Football journalists could and should have taken note of what happened next.   The rest of the journalists – the ones from the publications that the government felt were ok to have in Downing Street, walked out en masse, rather than let the government choose who gets a briefing.

Those leaving including representatives from the BBC, ITV, Sky News, the Mail, the Telegraph, the Sun, the FT and the Guardian.  I don’t have much good to say for some of those publications, but their employees certainly knew when to stand up and be counted at that moment.  Good for them.

Now, if only they would go and have a word with their football reporting colleagues….

What was so weird about the figures we did for tackles, fouls and yellow cards is not so much what is in the figures (and the numbers really are very strange) but rather the fact that a) those figures take a little bit of finding (they have not previously been gathered together in one place as far as I can see) and b) it was down to a private blog run by a handful of supporters to find them and publish them at all.

And that is the issue that many who did comment on the figures missed.   Why are these figures not published elsewhere, given that the results are so weird?  Why have they not been debated and the issue of why they are so strange not been resolved?

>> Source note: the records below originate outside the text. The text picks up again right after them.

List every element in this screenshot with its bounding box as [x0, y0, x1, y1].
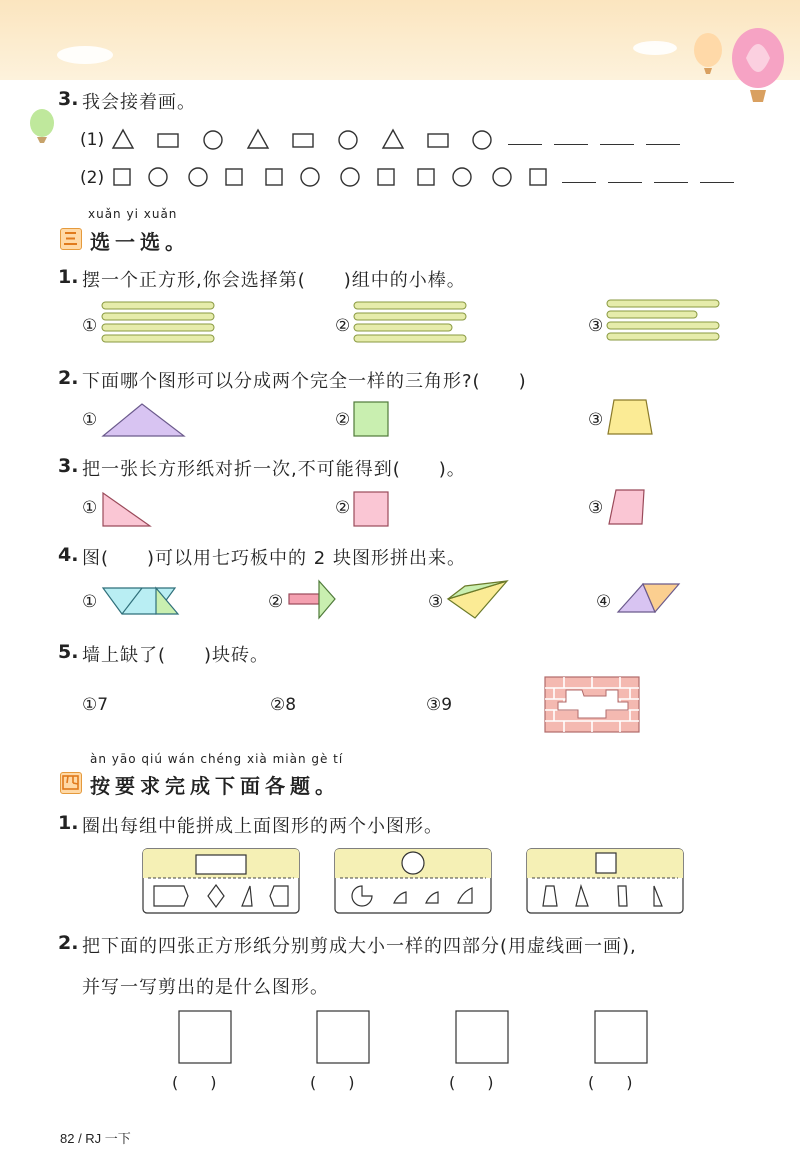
- s3-q4-option-2-arrow[interactable]: [287, 578, 347, 624]
- s3-q5-number: 5.: [58, 641, 79, 663]
- section4-title: 按要求完成下面各题。: [90, 774, 340, 798]
- s4-q1-panel-1[interactable]: [142, 848, 302, 916]
- s3-q2-option-1-label[interactable]: ①: [82, 410, 98, 430]
- s4-q2-text: 把下面的四张正方形纸分别剪成大小一样的四部分(用虚线画一画),: [82, 936, 637, 957]
- s3-q3-option-3-label[interactable]: ③: [588, 498, 604, 518]
- s4-q2-square-2[interactable]: [316, 1010, 372, 1066]
- q3-row2-shapes: [110, 164, 570, 190]
- section4-number-glyph: [61, 773, 80, 792]
- s3-q4-option-3-kite[interactable]: [445, 578, 515, 624]
- section3-pinyin: xuǎn yi xuǎn: [88, 207, 178, 221]
- q3-number: 3.: [58, 88, 79, 110]
- small-balloon-icon: [22, 108, 62, 148]
- s3-q5-option-2[interactable]: ②8: [270, 695, 297, 715]
- s3-q5-brick-wall: [544, 676, 644, 736]
- s3-q2-text: 下面哪个图形可以分成两个完全一样的三角形?( ): [82, 371, 527, 392]
- s3-q1-text: 摆一个正方形,你会选择第( )组中的小棒。: [82, 270, 466, 291]
- s3-q5-text: 墙上缺了( )块砖。: [82, 645, 270, 666]
- section4-badge: [60, 772, 82, 794]
- s4-q2-square-1[interactable]: [178, 1010, 234, 1066]
- s4-q1-panel-3[interactable]: [526, 848, 686, 916]
- s3-q4-option-1-label[interactable]: ①: [82, 592, 98, 612]
- s3-q2-number: 2.: [58, 367, 79, 389]
- s3-q2-option-1-triangle[interactable]: [100, 400, 190, 442]
- q3-row2-label: (2): [80, 168, 105, 188]
- q3-row1-label: (1): [80, 130, 105, 150]
- s4-q2-answer-4[interactable]: ( ): [588, 1073, 633, 1092]
- s3-q1-option-1-label[interactable]: ①: [82, 316, 98, 336]
- s3-q5-option-3[interactable]: ③9: [426, 695, 453, 715]
- s3-q1-option-3-sticks[interactable]: [605, 298, 725, 346]
- s4-q2-answer-1[interactable]: ( ): [172, 1073, 217, 1092]
- s3-q2-option-3-trapezoid[interactable]: [606, 398, 658, 438]
- page-footer: 82 / RJ 一下: [60, 1131, 131, 1146]
- s3-q3-option-2-square[interactable]: [352, 490, 392, 530]
- s4-q2-number: 2.: [58, 932, 79, 954]
- section3-title: 选一选。: [90, 230, 190, 254]
- s3-q4-number: 4.: [58, 544, 79, 566]
- section4-pinyin: àn yāo qiú wán chéng xià miàn gè tí: [90, 752, 344, 766]
- s3-q2-option-2-label[interactable]: ②: [335, 410, 351, 430]
- s4-q1-panel-2[interactable]: [334, 848, 494, 916]
- s4-q1-number: 1.: [58, 812, 79, 834]
- s3-q3-text: 把一张长方形纸对折一次,不可能得到( )。: [82, 459, 466, 480]
- s3-q3-option-3-trapezoid[interactable]: [606, 488, 650, 528]
- s3-q4-option-4-label[interactable]: ④: [596, 592, 612, 612]
- s3-q4-option-1-parallelogram[interactable]: [100, 584, 184, 620]
- s3-q1-option-1-sticks[interactable]: [100, 300, 220, 348]
- s4-q2-answer-3[interactable]: ( ): [449, 1073, 494, 1092]
- s4-q2-text-line2: 并写一写剪出的是什么图形。: [82, 977, 329, 998]
- s3-q3-option-1-triangle[interactable]: [100, 490, 156, 530]
- s4-q2-square-4[interactable]: [594, 1010, 650, 1066]
- s3-q1-option-2-label[interactable]: ②: [335, 316, 351, 336]
- s4-q1-text: 圈出每组中能拼成上面图形的两个小图形。: [82, 816, 443, 837]
- s3-q4-option-2-label[interactable]: ②: [268, 592, 284, 612]
- q3-row1-answer-blanks[interactable]: [508, 130, 692, 149]
- s3-q3-option-2-label[interactable]: ②: [335, 498, 351, 518]
- s3-q2-option-3-label[interactable]: ③: [588, 410, 604, 430]
- s3-q3-option-1-label[interactable]: ①: [82, 498, 98, 518]
- s3-q4-option-4-shape[interactable]: [615, 580, 685, 620]
- q3-row2-answer-blanks[interactable]: [562, 168, 746, 187]
- s3-q2-option-2-square[interactable]: [352, 400, 392, 440]
- s3-q5-option-1[interactable]: ①7: [82, 695, 109, 715]
- s3-q1-option-3-label[interactable]: ③: [588, 316, 604, 336]
- s3-q1-option-2-sticks[interactable]: [352, 300, 472, 348]
- s3-q4-text: 图( )可以用七巧板中的 2 块图形拼出来。: [82, 548, 466, 569]
- section3-number-glyph: [61, 229, 80, 248]
- q3-text: 我会接着画。: [82, 92, 196, 113]
- s3-q4-option-3-label[interactable]: ③: [428, 592, 444, 612]
- hot-air-balloon-icon: [680, 28, 800, 118]
- s3-q3-number: 3.: [58, 455, 79, 477]
- section3-badge: [60, 228, 82, 250]
- s4-q2-square-3[interactable]: [455, 1010, 511, 1066]
- s4-q2-answer-2[interactable]: ( ): [310, 1073, 355, 1092]
- s3-q1-number: 1.: [58, 266, 79, 288]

If you are a regular reader you may have noticed, this is a question I like to ask, because it is a question that gives us an insight into information that may be of interest.  Not always of course, but sometimes.

It is like asking why PGMO employs so few referees when it would give reassurance and help ensure that match-fixing was not taking place if each referee only took control of each PL club twice in a season.  Or why referees are banned from giving interviews, unlike in some countries.   These are good questions – and the issue is not just, “what is the answer?” but also “why is no one asking these questions?”

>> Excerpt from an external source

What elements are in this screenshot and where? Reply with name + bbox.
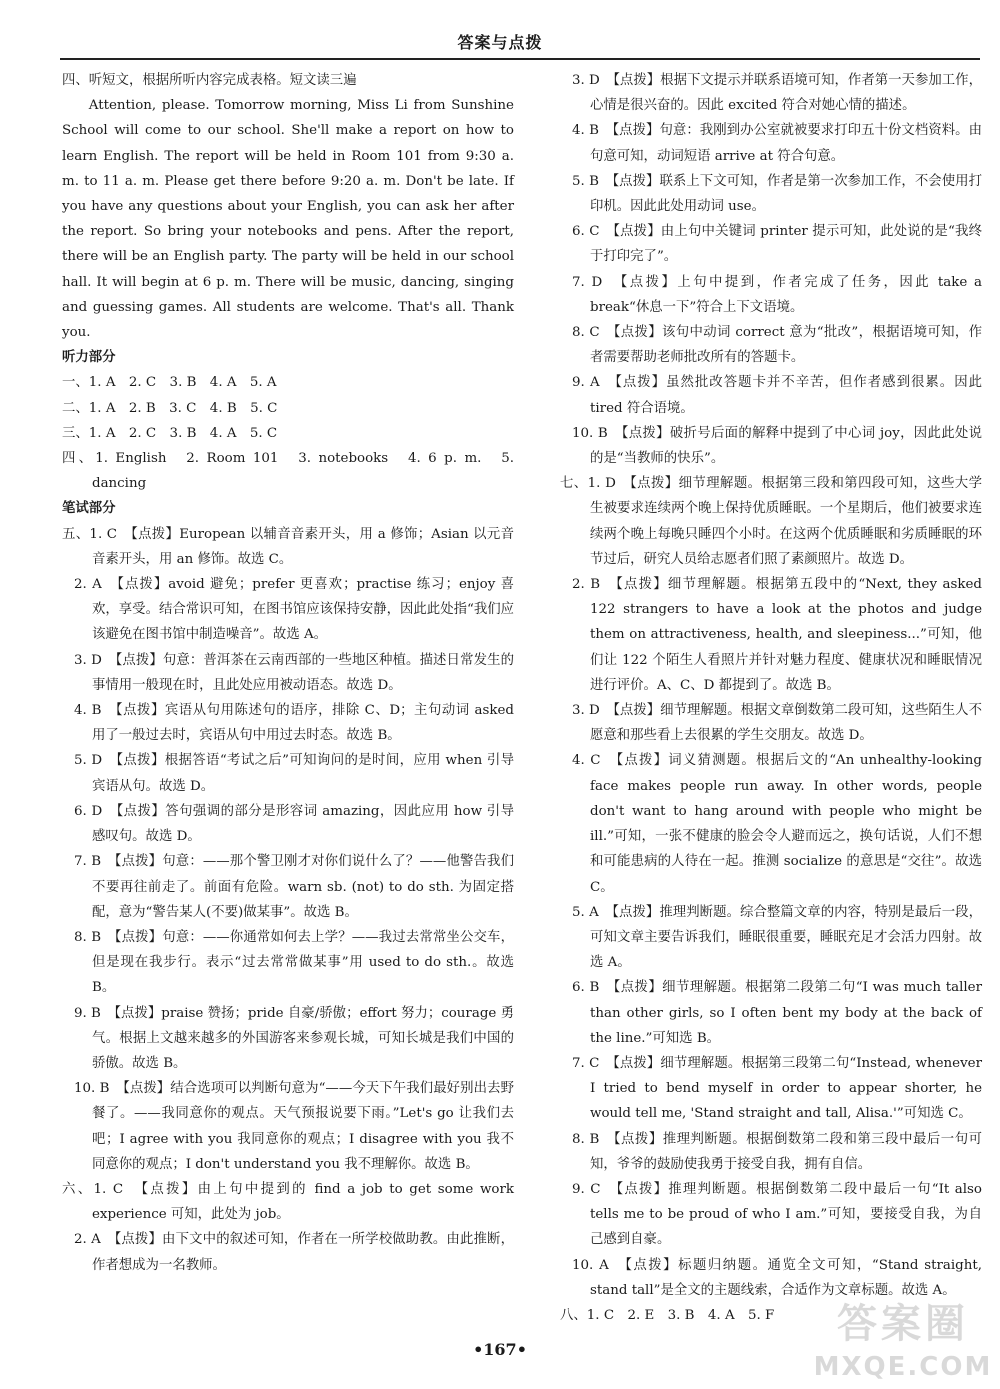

I will be producing a complete Premier League analysis of tackles / fouls / yellow cards as soon as I get time, unless someone would like to do it for me (email Tony@schools.co.uk) just to see if there are any other anomalies (I have no idea what it will show, so it may come up with nothing of interest – we shall see).

But in the meanwhile, I would refer football journalists and commentators back to their political colleagues and ask one question: why are you allowing PGMO, the PL and FA to determine what you discuss?   Go and talk to your political colleagues – they’ll show you how independent journalism is done.

2 Replies to “Why football journalists should learn from their political colleagues and start asking questions”

  1. One source of commentary, used to have counters for treatments, just like for fouls and offsides. This was all treatments, not just the serious ones where a player might be lifted off pitch on a stretcher. They no longer have those counters, and most sources of commentary don’t even mention serious treatments any more.

    I think treatments should be part of the numbers, just like the set you’ve dug up.

    It is possible for a player to require treatment through no action by any opponent. But it is more likely (as football is a contact sport) that treatments are the result of contact. And this includes delayed response (such as knee into hamstring, and a short time later player goes down with hamstring problem).

    To me, if a player or team commits a lot of tackles or fouls, has some bearing on such concepts as being dirty, it is NOT sufficient. The dirty player or team, is the one whose actions cause injuries. Which means such talk as Ramsey broke his leg goes away. Ramsey did not break his leg, Shawcross broke Ramsey’s leg.

  2. Really would like to see this issue and other issues concerning the cosa nostra pgmo received by a wider audience.